Los dos hombres lo llevaron a la fuerza hasta el borde del agua. Plantó los talones, arqueó la espalda y se resistió como un burro envarado. Ahora los otros dos estaban en el agua, tirando de él mientras él seguía en tierra. Descubrió que estaba chillando. De pronto un segundo sonido, mucho más alto y menos articulado que el primero, brotó de las criaturas de la otra orilla. Weston también gritó, soltó a Ransom y disparó súbitamente el revólver, no a través del agua, sino sobre ella. Ransom comprendió al instante por qué lo hacía.
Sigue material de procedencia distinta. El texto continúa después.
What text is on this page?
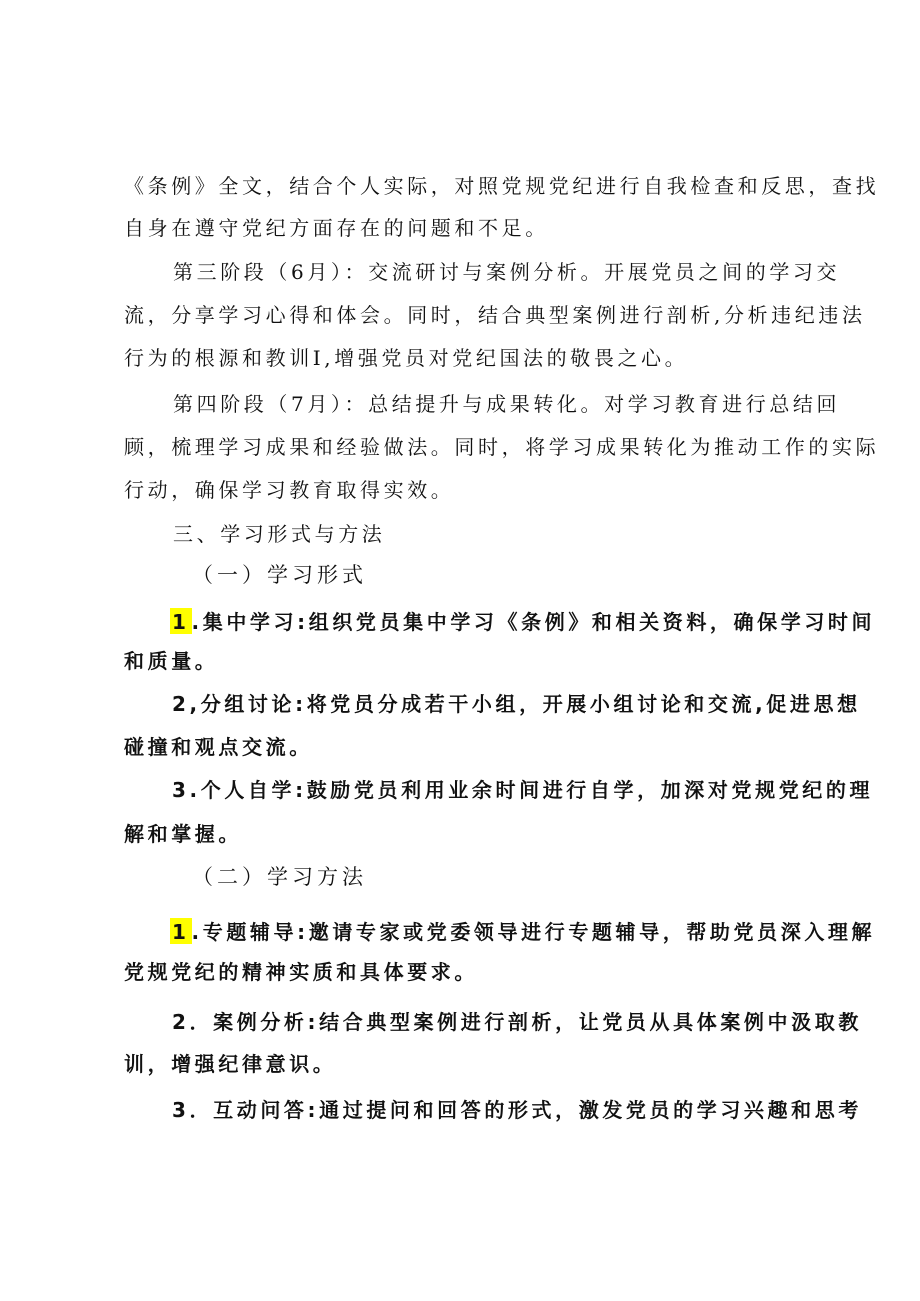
《条例》全文，结合个人实际，对照党规党纪进行自我检查和反思，查找
自身在遵守党纪方面存在的问题和不足。
第三阶段（6月）：交流研讨与案例分析。开展党员之间的学习交
流，分享学习心得和体会。同时，结合典型案例进行剖析,分析违纪违法
行为的根源和教训I,增强党员对党纪国法的敬畏之心。
第四阶段（7月）：总结提升与成果转化。对学习教育进行总结回
顾，梳理学习成果和经验做法。同时，将学习成果转化为推动工作的实际
行动，确保学习教育取得实效。
三、学习形式与方法
（一）学习形式
1 .集中学习:组织党员集中学习《条例》和相关资料，确保学习时间
和质量。
2,分组讨论:将党员分成若干小组，开展小组讨论和交流,促进思想
碰撞和观点交流。
3.个人自学:鼓励党员利用业余时间进行自学，加深对党规党纪的理
解和掌握。
（二）学习方法
1 .专题辅导:邀请专家或党委领导进行专题辅导，帮助党员深入理解
党规党纪的精神实质和具体要求。
2．案例分析:结合典型案例进行剖析，让党员从具体案例中汲取教
训，增强纪律意识。
3．互动问答:通过提问和回答的形式，激发党员的学习兴趣和思考
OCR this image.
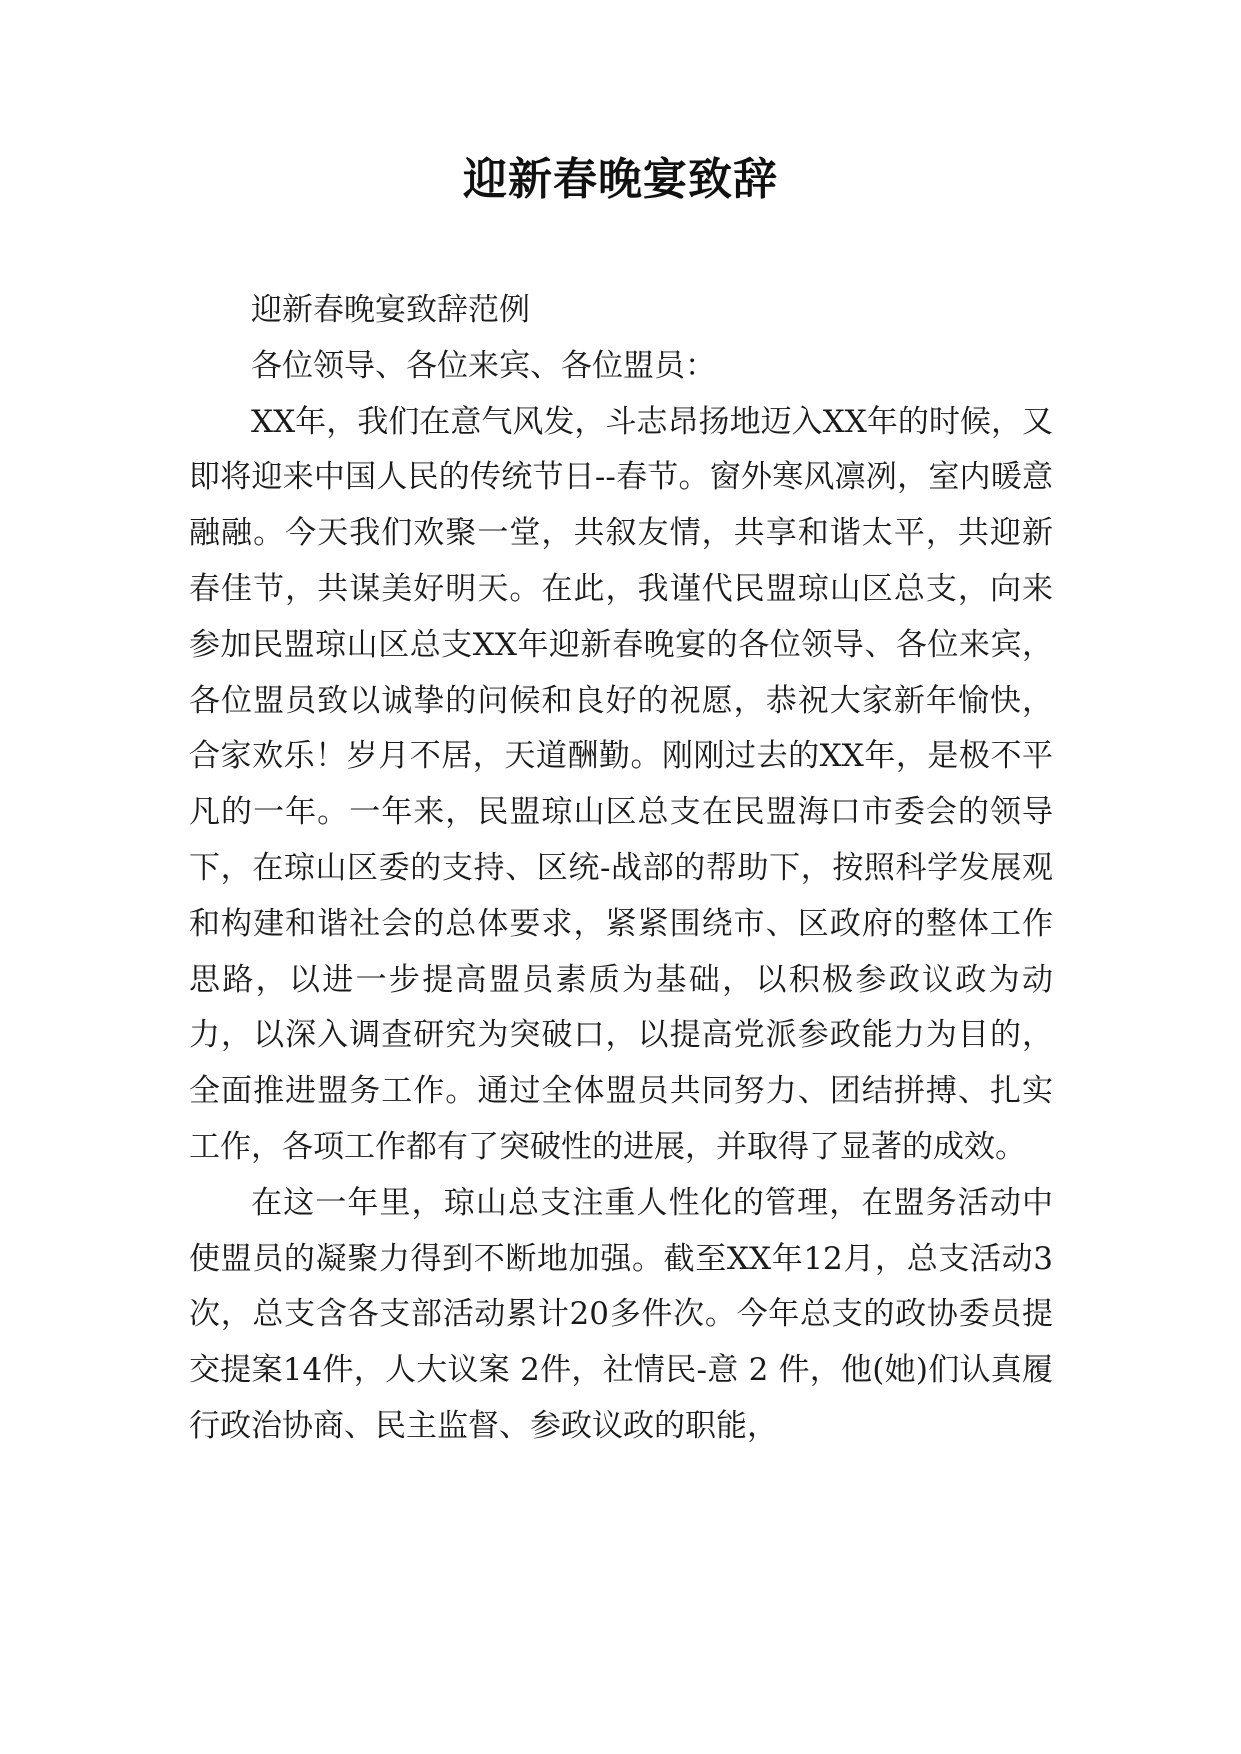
迎新春晚宴致辞

迎新春晚宴致辞范例

各位领导、各位来宾、各位盟员：

XX年，我们在意气风发，斗志昂扬地迈入XX年的时候，又即将迎来中国人民的传统节日--春节。窗外寒风凛冽，室内暖意融融。今天我们欢聚一堂，共叙友情，共享和谐太平，共迎新春佳节，共谋美好明天。在此，我谨代民盟琼山区总支，向来参加民盟琼山区总支XX年迎新春晚宴的各位领导、各位来宾，各位盟员致以诚挚的问候和良好的祝愿，恭祝大家新年愉快，合家欢乐！岁月不居，天道酬勤。刚刚过去的XX年，是极不平凡的一年。一年来，民盟琼山区总支在民盟海口市委会的领导下，在琼山区委的支持、区统-战部的帮助下，按照科学发展观和构建和谐社会的总体要求，紧紧围绕市、区政府的整体工作思路，以进一步提高盟员素质为基础，以积极参政议政为动力，以深入调查研究为突破口，以提高党派参政能力为目的，全面推进盟务工作。通过全体盟员共同努力、团结拼搏、扎实工作，各项工作都有了突破性的进展，并取得了显著的成效。

在这一年里，琼山总支注重人性化的管理，在盟务活动中使盟员的凝聚力得到不断地加强。截至XX年12月，总支活动3次，总支含各支部活动累计20多件次。今年总支的政协委员提交提案14件，人大议案 2件，社情民-意 2 件，他(她)们认真履行政治协商、民主监督、参政议政的职能，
Una línea de espuma, parecida a la huella de un torpedo, venía, acelerada, hacia ellos, y en su centro había una bestia grande, brillante. Devine soltó una maldición, resbaló y cayó al agua. Ransom vio que una mandíbula chasqueante se interponía entre los dos y oyó el ruido ensordecedor del revólver de Weston una y otra vez detrás de él y, casi con la misma intensidad, el clamor de los monstruos de la orilla opuesta, que también parecían estar entrando en el agua. No necesitó decidirse. Apenas se vio libre se abalanzó automáticamente hacia adelante, dejando atrás a sus captores y luego a la astronave, y siguió a la máxima velocidad que le permitían sus piernas hacia la zona completamente desconocida que se extendía más allá. En cuanto pasó alrededor de la esfera de metal sus ojos se encontraron con una confusión feroz de azul, púrpura y rojo. No disminuyó la marcha para investigar. Chapoteó a través del agua y gritó, no de dolor sino de sorpresa porque el agua estaba caliente. En menos de un minuto estaba alcanzando otra vez tierra firme. Subía corriendo una pendiente empinada. Y ahora corría entre la sombra purpúrea que se tendía entre los tallos de otro bosque de plantas enormes.
Un mes de inactividad, una comida pesada y un mundo desconocido no ayudan a que un hombre corra. Media hora después Ransom caminaba, no corría, a través del bosque, apretándose el costado dolorido con una mano y esforzándose por oír ruidos de persecución. El estruendo de disparos de revólver y voces (no todas humanas) fue reemplazado primero por disparos de rifle y gritos espaciados y luego por un completo silencio. Hasta donde le alcanzaba la vista sólo podía ver los tallos de las grandes plantas rodeándolo y alejándose en la sombra violácea, y, muy por encima de su cabeza, la múltiple transparencia de las hojas enormes filtrando la luz del sol para convertirla en el solemne esplendor crepuscular en el que caminaba. Cada vez que se sentía capaz volvía a correr. El terreno seguía siendo blando y esponjoso, cubierto por la misma hierba elástica que había sido su primer contacto con Malacandra. En una o dos ocasiones un animalito rojo cruzó corriendo el sendero, pero fuera de eso no parecía haber vida en el bosque; nada que temer… salvo el hecho de vagar sin provisiones y solo en un monte de vegetación desconocida a miles o millones de kilómetros del alcance o del conocimiento del ser humano.